Kılıçdaroğlu was obviously trying to counter the perception that he was America’s stooge. The idea, presumably, was to showcase himself simultaneously as a real alternative and yet every bit Erdoğan’s equal as a champion of an independent and self-reliant Turkey. But the effort backfired. Once again, Kılıçdaroğlu managed only to alienate potential supporters. This time his blunder was to bypass Azerbaijan. His planned corridor would have linked up with China through Iran instead. 

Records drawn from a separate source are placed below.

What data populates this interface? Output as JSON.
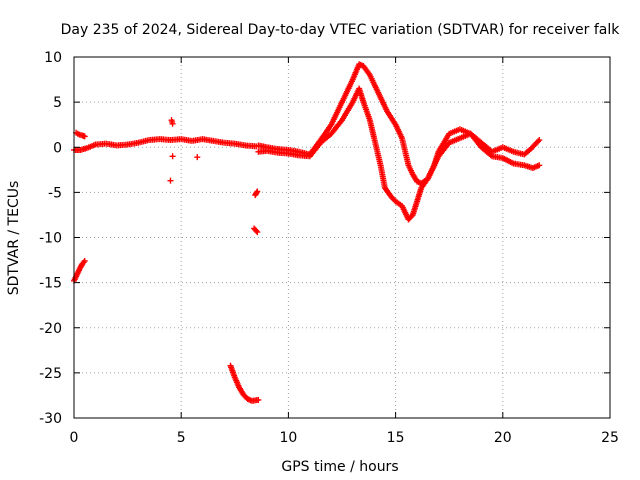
{
  "chart_data": {
    "type": "scatter",
    "title": "Day 235 of 2024, Sidereal Day-to-day VTEC variation (SDTVAR) for receiver falk",
    "xlabel": "GPS time / hours",
    "ylabel": "SDTVAR / TECUs",
    "xlim": [
      0,
      25
    ],
    "ylim": [
      -30,
      10
    ],
    "x_ticks": [
      0,
      5,
      10,
      15,
      20,
      25
    ],
    "y_ticks": [
      10,
      5,
      0,
      -5,
      -10,
      -15,
      -20,
      -25,
      -30
    ],
    "grid": true,
    "marker": "+",
    "series": [
      {
        "name": "SDTVAR",
        "color": "#ff0000",
        "segments": [
          [
            [
              0.0,
              -0.3
            ],
            [
              0.3,
              -0.3
            ],
            [
              0.6,
              -0.1
            ],
            [
              1.0,
              0.3
            ],
            [
              1.5,
              0.4
            ],
            [
              2.0,
              0.2
            ],
            [
              2.5,
              0.3
            ],
            [
              3.0,
              0.5
            ],
            [
              3.5,
              0.8
            ],
            [
              4.0,
              0.9
            ],
            [
              4.5,
              0.8
            ],
            [
              5.0,
              0.9
            ],
            [
              5.5,
              0.7
            ],
            [
              6.0,
              0.9
            ],
            [
              6.5,
              0.7
            ],
            [
              7.0,
              0.5
            ],
            [
              7.5,
              0.4
            ],
            [
              8.0,
              0.2
            ],
            [
              8.5,
              0.1
            ]
          ],
          [
            [
              0.1,
              1.6
            ],
            [
              0.25,
              1.4
            ],
            [
              0.4,
              1.3
            ],
            [
              0.5,
              1.2
            ]
          ],
          [
            [
              0.0,
              -14.8
            ],
            [
              0.1,
              -14.3
            ],
            [
              0.2,
              -13.8
            ],
            [
              0.3,
              -13.3
            ],
            [
              0.4,
              -12.9
            ],
            [
              0.5,
              -12.6
            ]
          ],
          [
            [
              4.55,
              3.0
            ],
            [
              4.6,
              2.6
            ]
          ],
          [
            [
              4.5,
              -3.7
            ]
          ],
          [
            [
              4.6,
              -1.0
            ]
          ],
          [
            [
              5.75,
              -1.1
            ]
          ],
          [
            [
              7.3,
              -24.2
            ],
            [
              7.5,
              -25.5
            ],
            [
              7.7,
              -26.6
            ],
            [
              7.9,
              -27.4
            ],
            [
              8.1,
              -27.9
            ],
            [
              8.3,
              -28.1
            ],
            [
              8.6,
              -28.0
            ]
          ],
          [
            [
              8.45,
              -5.3
            ],
            [
              8.55,
              -4.9
            ]
          ],
          [
            [
              8.4,
              -9.0
            ],
            [
              8.55,
              -9.4
            ]
          ],
          [
            [
              8.6,
              -0.5
            ],
            [
              9.0,
              -0.4
            ],
            [
              9.5,
              -0.6
            ],
            [
              10.0,
              -0.7
            ],
            [
              10.5,
              -0.9
            ],
            [
              11.0,
              -1.0
            ],
            [
              11.5,
              0.5
            ],
            [
              12.0,
              1.5
            ],
            [
              12.5,
              3.0
            ],
            [
              13.0,
              5.0
            ],
            [
              13.3,
              6.5
            ],
            [
              13.5,
              5.0
            ],
            [
              13.8,
              3.0
            ],
            [
              14.0,
              1.0
            ],
            [
              14.3,
              -2.0
            ],
            [
              14.5,
              -4.5
            ],
            [
              14.8,
              -5.5
            ],
            [
              15.0,
              -6.0
            ],
            [
              15.3,
              -6.5
            ],
            [
              15.6,
              -8.0
            ],
            [
              15.8,
              -7.5
            ],
            [
              16.0,
              -6.0
            ],
            [
              16.2,
              -4.5
            ],
            [
              16.5,
              -3.5
            ],
            [
              17.0,
              -1.0
            ],
            [
              17.5,
              0.5
            ],
            [
              18.0,
              1.0
            ],
            [
              18.5,
              1.5
            ],
            [
              19.0,
              0.0
            ],
            [
              19.5,
              -1.0
            ],
            [
              20.0,
              -1.2
            ],
            [
              20.5,
              -1.8
            ],
            [
              21.0,
              -2.0
            ],
            [
              21.4,
              -2.3
            ],
            [
              21.7,
              -2.0
            ]
          ],
          [
            [
              8.6,
              0.2
            ],
            [
              9.0,
              0.0
            ],
            [
              9.5,
              -0.2
            ],
            [
              10.0,
              -0.3
            ],
            [
              10.5,
              -0.5
            ],
            [
              11.0,
              -0.8
            ],
            [
              11.5,
              0.8
            ],
            [
              12.0,
              2.5
            ],
            [
              12.5,
              5.0
            ],
            [
              13.0,
              7.5
            ],
            [
              13.3,
              9.2
            ],
            [
              13.5,
              9.0
            ],
            [
              13.8,
              8.0
            ],
            [
              14.0,
              7.0
            ],
            [
              14.3,
              5.5
            ],
            [
              14.6,
              4.0
            ],
            [
              15.0,
              2.5
            ],
            [
              15.3,
              1.0
            ],
            [
              15.6,
              -2.0
            ],
            [
              15.8,
              -3.0
            ],
            [
              16.0,
              -3.8
            ],
            [
              16.2,
              -4.0
            ],
            [
              16.5,
              -3.5
            ],
            [
              16.8,
              -2.0
            ],
            [
              17.0,
              -0.5
            ],
            [
              17.5,
              1.5
            ],
            [
              18.0,
              2.0
            ],
            [
              18.5,
              1.5
            ],
            [
              19.0,
              0.5
            ],
            [
              19.5,
              -0.5
            ],
            [
              20.0,
              0.0
            ],
            [
              20.5,
              -0.5
            ],
            [
              21.0,
              -0.8
            ],
            [
              21.3,
              -0.2
            ],
            [
              21.7,
              0.8
            ]
          ]
        ]
      }
    ]
  }
}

Turks feel closer to Azerbaijanis than to any other foreign people. Moreover, since the Second Karabakh War in 2020, the alliance with Azerbaijan (which is also a strategic ally of Israel) has become a key pillar of Turkish national security policy. Among regular voters and national security professionals alike, therefore, Kılıçdaroğlu’s big idea of a Silk Road was a dud. It merely confirmed Erdoğan’s insinuation that he was a foreign policy lightweight who was not up to the job.

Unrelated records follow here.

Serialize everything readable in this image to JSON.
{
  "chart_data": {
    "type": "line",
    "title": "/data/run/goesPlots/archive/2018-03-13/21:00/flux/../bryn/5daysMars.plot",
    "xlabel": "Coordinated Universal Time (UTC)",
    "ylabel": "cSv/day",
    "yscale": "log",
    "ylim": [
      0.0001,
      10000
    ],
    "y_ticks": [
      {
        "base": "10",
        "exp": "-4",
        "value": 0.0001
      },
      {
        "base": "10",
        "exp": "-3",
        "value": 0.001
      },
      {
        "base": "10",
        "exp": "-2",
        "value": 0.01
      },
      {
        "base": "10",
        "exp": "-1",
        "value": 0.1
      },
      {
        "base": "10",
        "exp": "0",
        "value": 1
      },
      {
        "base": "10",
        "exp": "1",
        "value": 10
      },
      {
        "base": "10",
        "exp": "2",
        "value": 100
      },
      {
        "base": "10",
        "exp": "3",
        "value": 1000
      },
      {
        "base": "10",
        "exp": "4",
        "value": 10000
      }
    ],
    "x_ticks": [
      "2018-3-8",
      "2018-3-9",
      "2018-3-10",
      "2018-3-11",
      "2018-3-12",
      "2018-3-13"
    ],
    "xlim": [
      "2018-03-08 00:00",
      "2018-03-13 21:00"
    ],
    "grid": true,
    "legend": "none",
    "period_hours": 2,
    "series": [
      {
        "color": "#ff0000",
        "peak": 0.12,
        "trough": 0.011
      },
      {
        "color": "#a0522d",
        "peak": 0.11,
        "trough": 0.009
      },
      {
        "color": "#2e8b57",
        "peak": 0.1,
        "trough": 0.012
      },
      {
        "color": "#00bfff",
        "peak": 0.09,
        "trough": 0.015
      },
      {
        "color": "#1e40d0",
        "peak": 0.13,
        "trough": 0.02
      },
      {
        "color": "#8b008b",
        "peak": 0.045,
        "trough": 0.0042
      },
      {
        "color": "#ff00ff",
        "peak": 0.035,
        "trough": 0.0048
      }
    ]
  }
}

In addition to exhibiting a pro-China inclination, the Silk Road initiative also revealed a pronounced yet unacknowledged pro-Iran bias. These aspects of Kılıçdaroğlu’s campaign, if implemented, would have harmed the interests of the United States and Israel. Observers in Washington and Jerusalem, however, glossed over them, preferring to conceive of Kılıçdaroğlu merely as “not-Erdoğan,” as the antidote to what they erroneously claim is the Turkish president’s abiding flaw, namely, his Islamism.  

While turning a blind eye to Kılıçdaroğlu’s obvious inadequacies, this line of analysis also downplayed the fact that Erdoğan normalized relations last year with Saudi Arabia, Egypt, the United Arab Emirates, and Israel. These states are staunch enemies of Islamism, and Erdogan’s bad relations with them were the result, we were once told, of his supposedly deep and abiding commitment to the Muslim Brotherhood.

Bye, bye, Turkish Islamism. We have entered a new era. In this election, nationalism and national security predominated.  The recent achievements of Turkey’s defense industrial base, not headscarves and religious schooling, were at the epicenter of Erdoğan’s winning campaign.

After evaluating the entirety of his track record, it’s clear that Erdoğan rightfully belongs to a group of leaders that includes India’s Modi, Hungary’s Orban, and yes, Israel’s Netanyahu. The Western press habitually describes these men as “authoritarian” and “extremist,” but hostility to democracy is hardly their defining attribute. They are more adept at mobilizing votes than almost any of their contemporaries. They do so by defending national traditions and values, which, in the eyes of their supporters, are under attack from internationalist elites. In Turkey, as in Hungary, India, and Israel, the line between “conservative” and “religious” is fuzzy.  These leaders represent, in short, a popular conservative nationalism.

Although “nationalist” is a more accurate label than “Islamist,” it, too, is overly simplistic.  Turkey is bigger than Erdoğan. He has managed to tower over Turkish politics for more than two decades, not because he has imposed a uniform ideology on this large and diverse country, but because he has convinced his core political supporters that he remains loyal to them while simultaneously showing himself to be pragmatic, transactional, and capable of breathtaking feats of compartmentalization.  

Erdoğan is both a committed nationalist and a master of Realpolitik. Instead of lamenting his victory, Washington and Jerusalem should focus on the opportunities that having a talented and experienced leader in charge of such a powerful country can offer. By shunning him, the United States and Israel ignore Turkey itself — and they do so at their peril.